Alors que la relation entre Alger et Paris s’enlise une fois de plus dans des brouilles politico-diplomatiques, la Chine en profite pour s’ancrer solidement en Algérie. Avec pas moins de 4,5 milliards de dollars d’investissements directs annoncés, le message est clair : Pékin mise sur le long terme, là où Paris semble enchaîner les faux pas.
Lors du forum d’affaires algéro-chinois tenu ce mardi à Alger, le directeur général de l’Agence algérienne de promotion de l’investissement (AAPI), Omar Rekkache, a levé le voile sur 42 projets chinois enregistrés depuis novembre 2022, majoritairement dans le secteur industriel. Une percée stratégique qui illustre l’évolution de la présence chinoise en Algérie : de prestataire d’infrastructures (comme l’autoroute est-ouest ou les télécommunications) à acteur économique implanté, misant sur des partenariats durables et productifs.
La France engluée dans des tensions diplomatiques
« La plupart des projets sont des investissements directs, preuve de l’intérêt croissant des opérateurs chinois pour notre économie », a précisé Rekkache. Une dynamique renforcée par la signature en 2022 du second Plan quinquennal de coopération stratégique globale (2022-2026), qui consolide le partenariat sino-algérien initié en 2014. Objectif : hisser la coopération bilatérale à un niveau stratégique, loin des fluctuations politiques.
Et pendant que la Chine tisse patiemment sa toile économique, la France, elle, se prend les pieds dans le tapis des tensions diplomatiques. Dernier épisode en date : l’affaire rocambolesque liée à l’enlèvement d’Amir DZ, influenceur sulfureux, qui a conduit à l’arrestation d’un agent consulaire algérien à Paris, nouvelle occasion pour Bruno Retailleau de pérorer sur CNews en pourfendeur d’une Algérie scélérate. Résultat? Une dégradation rapide des relations bilatérales, et un coup d’arrêt brutal aux ambitions économiques françaises. Ainsi, Rodolphe Saadé, patron du géant CMA-CGM, a vu annuler une rencontre capitale avec le Président Abdelmadjid Tebboune prévue le 15 avril à Alger.

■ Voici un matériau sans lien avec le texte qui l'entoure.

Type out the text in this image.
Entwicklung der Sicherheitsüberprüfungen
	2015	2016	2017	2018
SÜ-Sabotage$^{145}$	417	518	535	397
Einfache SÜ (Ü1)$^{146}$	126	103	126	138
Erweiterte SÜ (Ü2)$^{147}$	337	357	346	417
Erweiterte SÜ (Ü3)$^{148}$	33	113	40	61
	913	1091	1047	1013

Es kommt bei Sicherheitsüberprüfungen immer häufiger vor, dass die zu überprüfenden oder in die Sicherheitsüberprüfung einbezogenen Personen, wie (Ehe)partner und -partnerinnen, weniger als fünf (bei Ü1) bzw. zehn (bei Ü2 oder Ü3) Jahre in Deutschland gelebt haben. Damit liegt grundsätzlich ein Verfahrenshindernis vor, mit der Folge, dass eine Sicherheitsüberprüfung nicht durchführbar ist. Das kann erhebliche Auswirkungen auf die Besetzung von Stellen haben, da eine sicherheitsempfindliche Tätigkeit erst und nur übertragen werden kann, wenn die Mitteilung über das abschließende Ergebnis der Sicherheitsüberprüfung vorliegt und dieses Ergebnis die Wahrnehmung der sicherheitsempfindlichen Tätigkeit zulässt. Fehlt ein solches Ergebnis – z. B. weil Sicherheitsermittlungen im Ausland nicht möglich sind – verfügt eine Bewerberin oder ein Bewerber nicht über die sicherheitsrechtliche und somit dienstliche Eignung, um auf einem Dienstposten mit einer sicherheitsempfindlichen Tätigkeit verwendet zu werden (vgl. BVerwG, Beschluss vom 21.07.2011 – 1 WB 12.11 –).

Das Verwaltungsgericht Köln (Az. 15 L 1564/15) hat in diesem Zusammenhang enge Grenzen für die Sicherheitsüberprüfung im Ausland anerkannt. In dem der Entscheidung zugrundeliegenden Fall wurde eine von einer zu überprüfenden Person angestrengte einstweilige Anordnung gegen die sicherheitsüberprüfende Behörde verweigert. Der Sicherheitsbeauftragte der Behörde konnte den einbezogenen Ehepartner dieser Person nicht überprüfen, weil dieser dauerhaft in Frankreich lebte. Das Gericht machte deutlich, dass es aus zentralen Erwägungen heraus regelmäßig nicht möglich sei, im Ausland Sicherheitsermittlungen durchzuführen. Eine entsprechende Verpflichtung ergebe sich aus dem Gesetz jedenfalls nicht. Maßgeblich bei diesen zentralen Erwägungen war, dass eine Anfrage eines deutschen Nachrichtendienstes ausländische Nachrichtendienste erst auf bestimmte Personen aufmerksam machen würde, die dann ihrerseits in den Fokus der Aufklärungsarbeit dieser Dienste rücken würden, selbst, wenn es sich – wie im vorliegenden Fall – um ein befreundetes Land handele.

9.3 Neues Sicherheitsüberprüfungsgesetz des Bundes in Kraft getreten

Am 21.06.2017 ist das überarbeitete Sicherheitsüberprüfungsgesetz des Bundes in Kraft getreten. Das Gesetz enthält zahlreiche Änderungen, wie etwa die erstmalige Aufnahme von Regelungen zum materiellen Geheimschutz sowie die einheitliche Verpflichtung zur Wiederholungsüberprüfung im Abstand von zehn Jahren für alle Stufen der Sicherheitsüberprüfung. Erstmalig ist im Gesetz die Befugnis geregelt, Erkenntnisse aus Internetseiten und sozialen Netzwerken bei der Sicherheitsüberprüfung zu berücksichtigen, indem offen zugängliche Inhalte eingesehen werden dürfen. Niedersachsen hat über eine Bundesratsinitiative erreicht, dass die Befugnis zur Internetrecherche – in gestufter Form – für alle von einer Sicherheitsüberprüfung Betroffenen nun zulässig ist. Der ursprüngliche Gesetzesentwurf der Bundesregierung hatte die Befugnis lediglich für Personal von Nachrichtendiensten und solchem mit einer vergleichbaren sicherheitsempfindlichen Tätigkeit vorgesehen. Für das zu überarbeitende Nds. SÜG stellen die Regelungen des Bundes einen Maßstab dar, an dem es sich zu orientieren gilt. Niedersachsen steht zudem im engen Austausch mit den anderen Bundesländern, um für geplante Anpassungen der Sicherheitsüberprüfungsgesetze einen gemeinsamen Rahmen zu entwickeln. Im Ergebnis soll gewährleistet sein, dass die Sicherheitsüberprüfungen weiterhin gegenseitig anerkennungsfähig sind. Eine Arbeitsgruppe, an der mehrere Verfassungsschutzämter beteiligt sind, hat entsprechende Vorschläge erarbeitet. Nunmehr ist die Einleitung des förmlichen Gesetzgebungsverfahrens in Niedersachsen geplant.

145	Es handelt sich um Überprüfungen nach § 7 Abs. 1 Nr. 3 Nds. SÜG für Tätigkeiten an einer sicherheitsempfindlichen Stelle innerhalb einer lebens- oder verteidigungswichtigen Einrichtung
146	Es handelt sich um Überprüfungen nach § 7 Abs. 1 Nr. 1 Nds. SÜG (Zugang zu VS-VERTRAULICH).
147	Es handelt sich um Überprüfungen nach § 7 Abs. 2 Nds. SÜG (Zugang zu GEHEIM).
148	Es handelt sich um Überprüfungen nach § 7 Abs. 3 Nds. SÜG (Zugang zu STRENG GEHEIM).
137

Emmanuel Macron entre désaveu discret et silence embarrassé
Le rendez-vous devait sceller d’importants investissements dans les infrastructures portuaires algériennes. Une occasion manquée, victime collatérale des gesticulations politiciennes françaises. Le MEDEF, principal syndicat patronal français, ne cache plus son exaspération. Certains parlent même de « larmes dans les couloirs », tant les perspectives s’obscurcissent pour les entreprises françaises désireuses de se positionner sur le marché algérien. Le CREA, syndicat patronal algérien, a d’ailleurs annulé une visite prévue en France, en réaction à ce climat délétère.
En toile de fond, un ministre de l’Intérieur, Bruno Retailleau, plus en quête de capital électoral que de diplomatie économique, multiplie les sorties à l’encontre de l’Algérie. Une stratégie qui ravit certains médias proches de l’extrême droite, comme CNews, mais qui nuit gravement à l’image de la France auprès de ses partenaires économiques. Au sein même du gouvernement, la cacophonie règne : Emmanuel Macron semble naviguer à vue, entre désaveu discret et silence embarrassé.
La France et l’image d’un partenaire incertain
Dans ce contexte, les industriels italiens, espagnols ou allemands, eux, ne s’embarrassent pas de considérations politiques. Ils avancent leurs pions, profitant du vide laissé par la France pour s’imposer dans un marché stratégique de plus de 44 millions d’habitants, aux portes de l’Europe et richement doté en ressources naturelles. Alors que la Chine s’impose comme partenaire stable et visionnaire, la France donne l’image d’un partenaire incertain, tiraillé entre mémoire coloniale, calculs politiques et intérêts économiques.
Une posture qui pourrait bien lui coûter cher, à l’heure où l’Afrique du Nord devient l’un des nouveaux épicentres de la compétition économique mondiale. Entre le pragmatisme chinois et les imprécations françaises, l’Algérie semble avoir fait son choix. Et ce choix, en creux, sonne comme un désaveu pour une diplomatie française qui peine à concilier souveraineté politique et partenariat économique.